Infine, ricorda che anche il partner ha un ruolo in questo percorso: uno stile di vita attivo ma non estremo giovava alla qualità degli spermatozoi, riducendo lo stress ossidativo e migliorando la produzione di testosterone. La ricerca di una gravidanza è davvero un progetto di coppia, e muoversi insieme, magari con lunghe passeggiate o sessioni di yoga condivise, può trasformarsi in un momento prezioso di connessione.
Domande frequenti sull'attività fisica e il concepimento
Fare sport tutti i giorni riduce le possibilità di rimanere incinta?
Non necessariamente. Dipende dall'intensità e dalla tipologia dell'allenamento. L'attività fisica moderata e quotidiana è generalmente benefica per la fertilità. È l'esercizio molto intenso e prolungato, specie se abbinato a un'alimentazione insufficiente, a poter interferire con l'ovulazione. Se il tuo ciclo è regolare e non presenti sintomi di affaticamento cronico, probabilmente stai allenandoti in modo compatibile con la ricerca di una gravidanza.

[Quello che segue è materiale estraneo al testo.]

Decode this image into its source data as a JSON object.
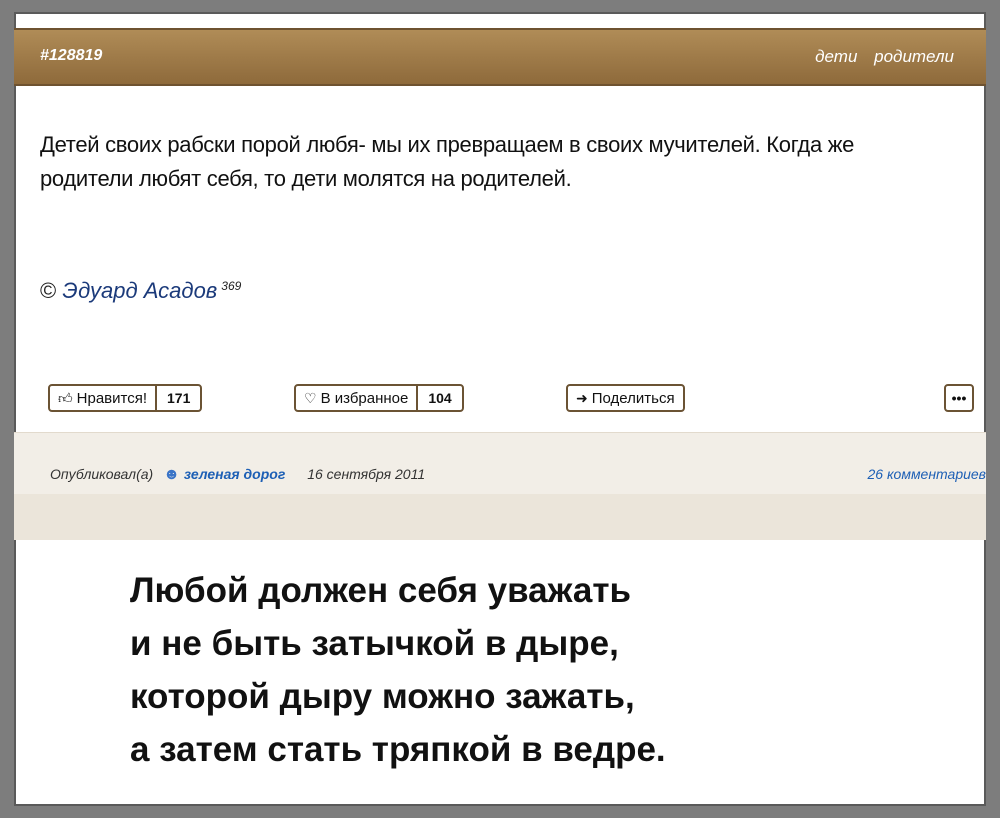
{
  "quote": {
    "id": "#128819",
    "tags": [
      "дети",
      "родители"
    ],
    "text": "Детей своих рабски порой любя- мы их превращаем в своих мучителей. Когда же родители любят себя, то дети молятся на родителей.",
    "author_prefix": "©",
    "author": "Эдуард Асадов",
    "author_count": "369"
  },
  "actions": {
    "like_label": "Нравится!",
    "like_icon": "thumbs-up-icon",
    "like_count": "171",
    "favorite_label": "В избранное",
    "favorite_icon": "heart-icon",
    "favorite_count": "104",
    "share_label": "Поделиться",
    "share_icon": "share-arrow-icon",
    "more_label": "•••"
  },
  "meta": {
    "published_label": "Опубликовал(а)",
    "username": "зеленая дорог",
    "date": "16 сентября 2011",
    "comments": "26 комментариев"
  },
  "poem": {
    "lines": [
      "Любой должен себя уважать",
      "и не быть затычкой в дыре,",
      "которой дыру можно зажать,",
      "а затем стать тряпкой в ведре."
    ]
  },
  "colors": {
    "header": "#9d7a48",
    "accent_link": "#1d5fb5",
    "button_border": "#6b5334"
  }
}
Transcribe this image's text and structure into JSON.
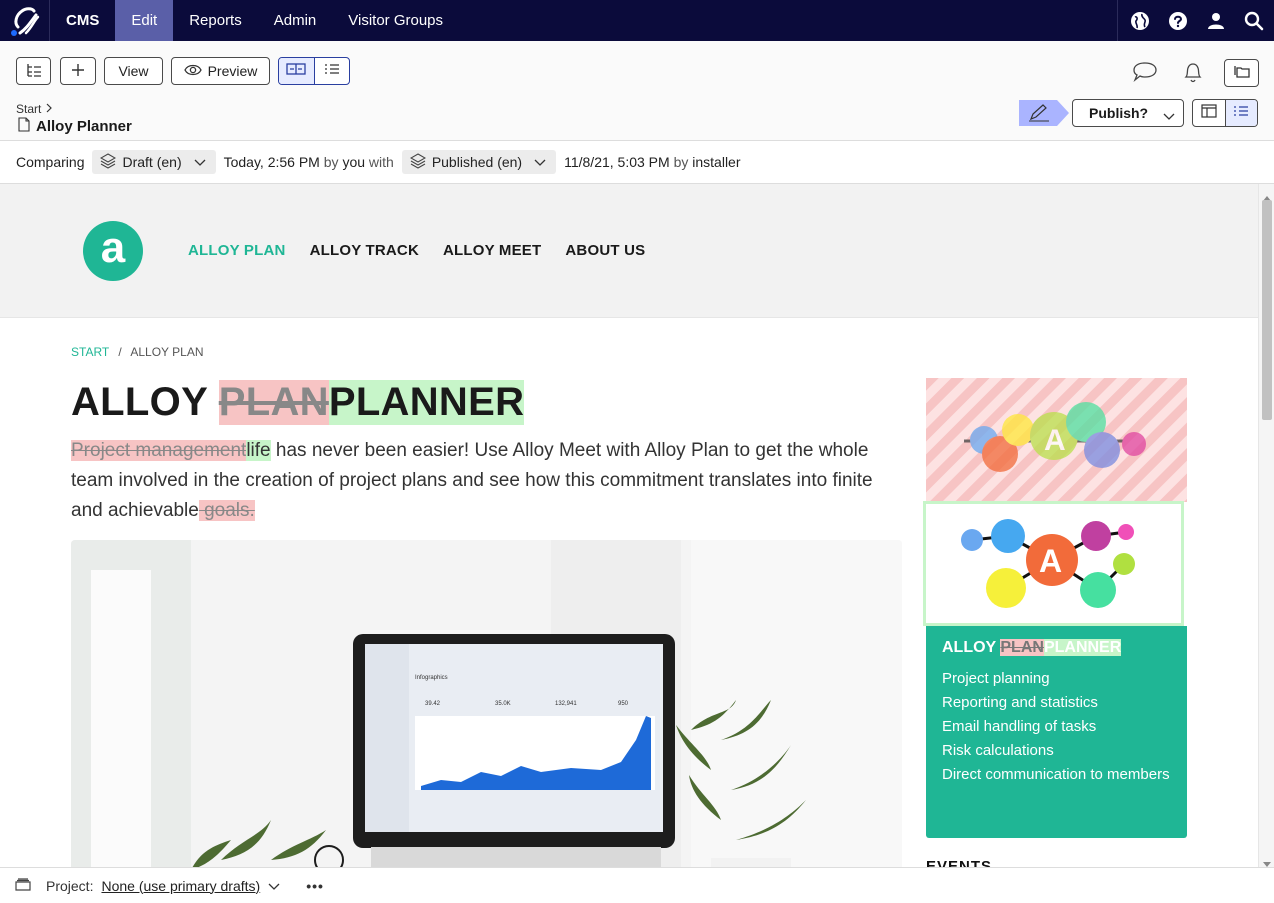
{
  "topnav": {
    "items": [
      {
        "label": "CMS"
      },
      {
        "label": "Edit"
      },
      {
        "label": "Reports"
      },
      {
        "label": "Admin"
      },
      {
        "label": "Visitor Groups"
      }
    ]
  },
  "toolbar": {
    "view_label": "View",
    "preview_label": "Preview",
    "breadcrumb_start": "Start",
    "page_title": "Alloy Planner",
    "publish_label": "Publish?"
  },
  "compare": {
    "label": "Comparing",
    "draft": "Draft (en)",
    "draft_time": "Today, 2:56 PM",
    "by1": "by",
    "who1": "you",
    "with": "with",
    "published": "Published (en)",
    "published_time": "11/8/21, 5:03 PM",
    "by2": "by",
    "who2": "installer"
  },
  "site": {
    "logo_letter": "a",
    "nav": [
      "ALLOY PLAN",
      "ALLOY TRACK",
      "ALLOY MEET",
      "ABOUT US"
    ],
    "crumb_start": "START",
    "crumb_sep": "/",
    "crumb_current": "ALLOY PLAN",
    "heading_prefix": "ALLOY ",
    "heading_removed": "PLAN",
    "heading_added": "PLANNER",
    "lead_removed1": "Project management",
    "lead_added1": "life",
    "lead_text": " has never been easier! Use Alloy Meet with Alloy Plan to get the whole team involved in the creation of project plans and see how this commitment translates into finite and achievable",
    "lead_removed2": " goals.",
    "screen_title": "Infographics",
    "screen_stats": [
      "39.42",
      "35.0K",
      "132,941",
      "950"
    ],
    "side_title_prefix": "ALLOY ",
    "side_title_removed": "PLAN",
    "side_title_added": "PLANNER",
    "side_items": [
      "Project planning",
      "Reporting and statistics",
      "Email handling of tasks",
      "Risk calculations",
      "Direct communication to members"
    ],
    "events_label": "EVENTS"
  },
  "bottom": {
    "project_label": "Project:",
    "project_value": "None (use primary drafts)",
    "more": "•••"
  },
  "colors": {
    "nav_bg": "#0b0b3b",
    "nav_active": "#5a5fa8",
    "brand_green": "#1fb695",
    "diff_removed": "#f7c4c4",
    "diff_added": "#c7f5c9"
  }
}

Lo yoga aiuta davvero il concepimento?
Lo yoga non è una terapia per l'infertilità, ma è uno strumento molto valido per supportare il benessere fisico e mentale durante la ricerca di una gravidanza. Riduce i livelli di cortisolo, migliora la circolazione pelvica e favorisce una connessione consapevole con il proprio corpo. Alcune sequenze specifiche possono supportare la fase luteinica del ciclo, ma è sempre bene scegliere stili dolci come lo yin yoga o l'hatha yoga, evitando pratiche ad alta intensità come l'ashtanga agonistico.
Posso continuare a correre mentre cerco una gravidanza?
Sì, se corri in modo ricreativo è il tuo ciclo è regolare, non c'è motivo di smettere. È consigliabile evitare le corse molto lunghe o le sessioni di interval training ad altissima intensità, specialmente nella seconda fase del ciclo. Se sei un'atleta agonistica o ti alleni più di dieci ore a settimana, parlane con il tuo ginecologo per valutare se ridurre temporaneamente il carico possa favorire la tua fertilità.
Quando è meglio evitare l'attività fisica intensa durante il ciclo?
In generale, la fase ovulatoria è quella luteinica (dalla seconda metà del ciclo fino all'eventuale impianto) sono i momenti in cui molte specialiste consigliano di preferire attività dolci e rigenerative. Questo non significa stare ferma, ma scegliere movimenti che non stressino eccessivamente il corpo in un momento in cui, biologicamente, si crea un ambiente di accoglienza. Ascoltare come ti senti fisicamente e ormonalmente è il miglior punto di partenza.